Substantial European funding has allowed the debate program to function in 24 junior high schools, high schools and colleges, each of which sets aside an hour a week of debate time. When a new debate program is set up at a school, Shiblee provides the guidance for the first several debates. Once the program has been established, however, a teacher from the individual school will take over this guidance role, allowing Shiblee to work in new schools. Teachers who are not initially enthusiastic about the debate program in their schools are often won over to the idea after observing the process in another school. When a school can run the program autonomously, WBL will pull out and devote its resources to implementing the program in other Bangladeshi schools. Shiblee aims for the debate program to eventually become part of the country's national curriculum.
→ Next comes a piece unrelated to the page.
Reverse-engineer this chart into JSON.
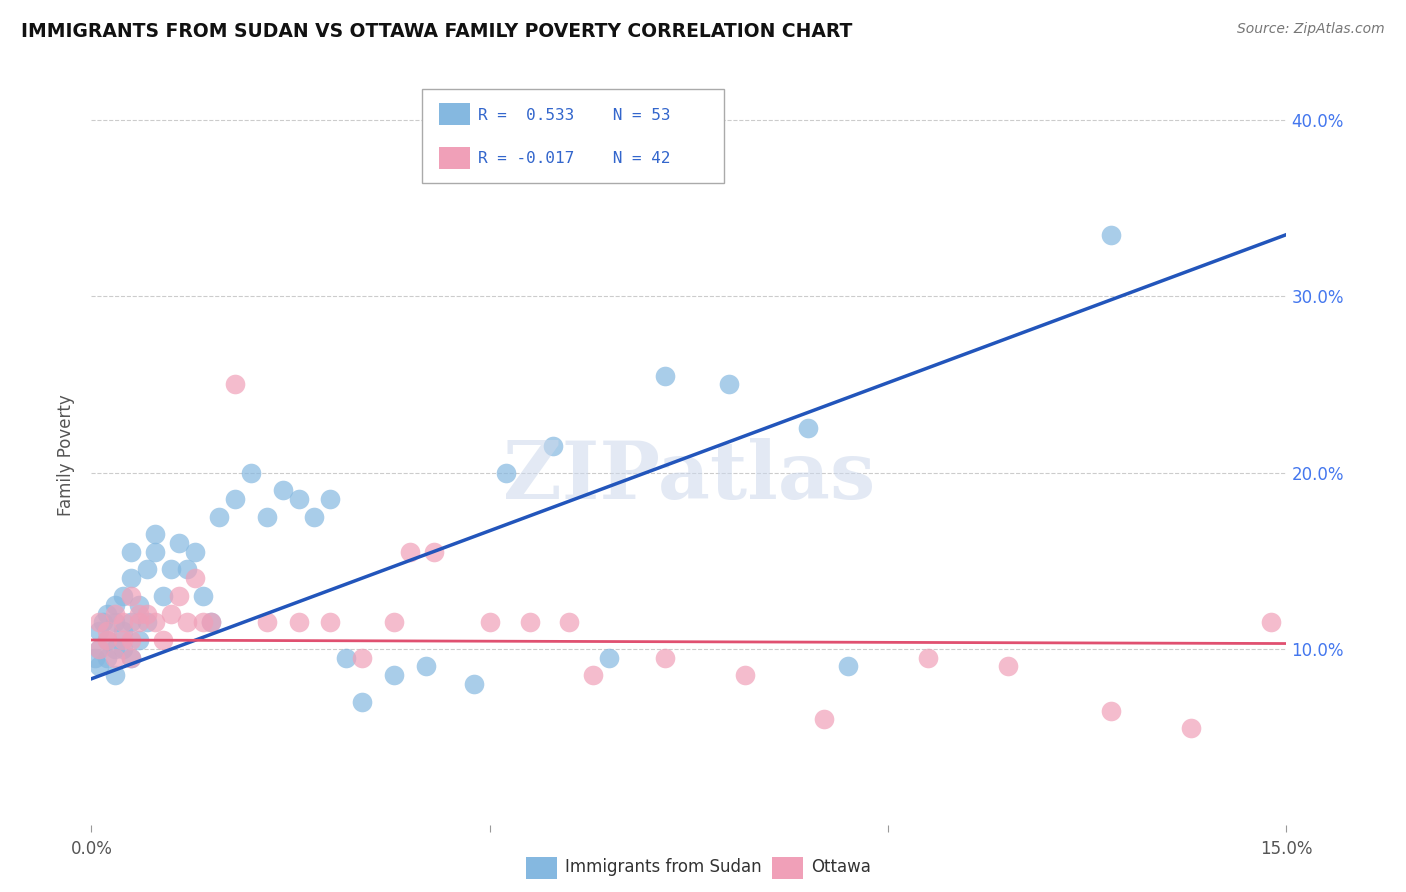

Mostafa Shiblee, a lifelong resident of Dhaka, is all too familiar with the failures of the Bangladeshi school system. While working on his masters degree in English literature at Dhaka University, Shiblee saw several close friends reject their studies, their families, and friends as they became dangerously involved in drug abuse. He watched classmates murdered during violent political clashes on campus and saw how such disturbing incidents affected the learning atmosphere and morale of other students. He knew something had to be done to rekindle students' interest in school and provide them with healthy alternatives for expression. These experiences, along with the inspiration his mother gave him and his personal interest in public speaking, led Shiblee to found Working for Better Life. When he was a student, Mostafa Shiblee was involved in extemporaneous speaking and won several competitions. He is also a founding member of the Bangladesh Institute of Theater Arts. Through participatory workshops, this organization gives low-income people in urban and rural areas the tools they need to initiate their own ventures in the performing arts. Young and dynamic, Shiblee possesses an outgoing personality and open-mindedness that make him both an effective facilitator and an excellent role model for the students whose lives he touches.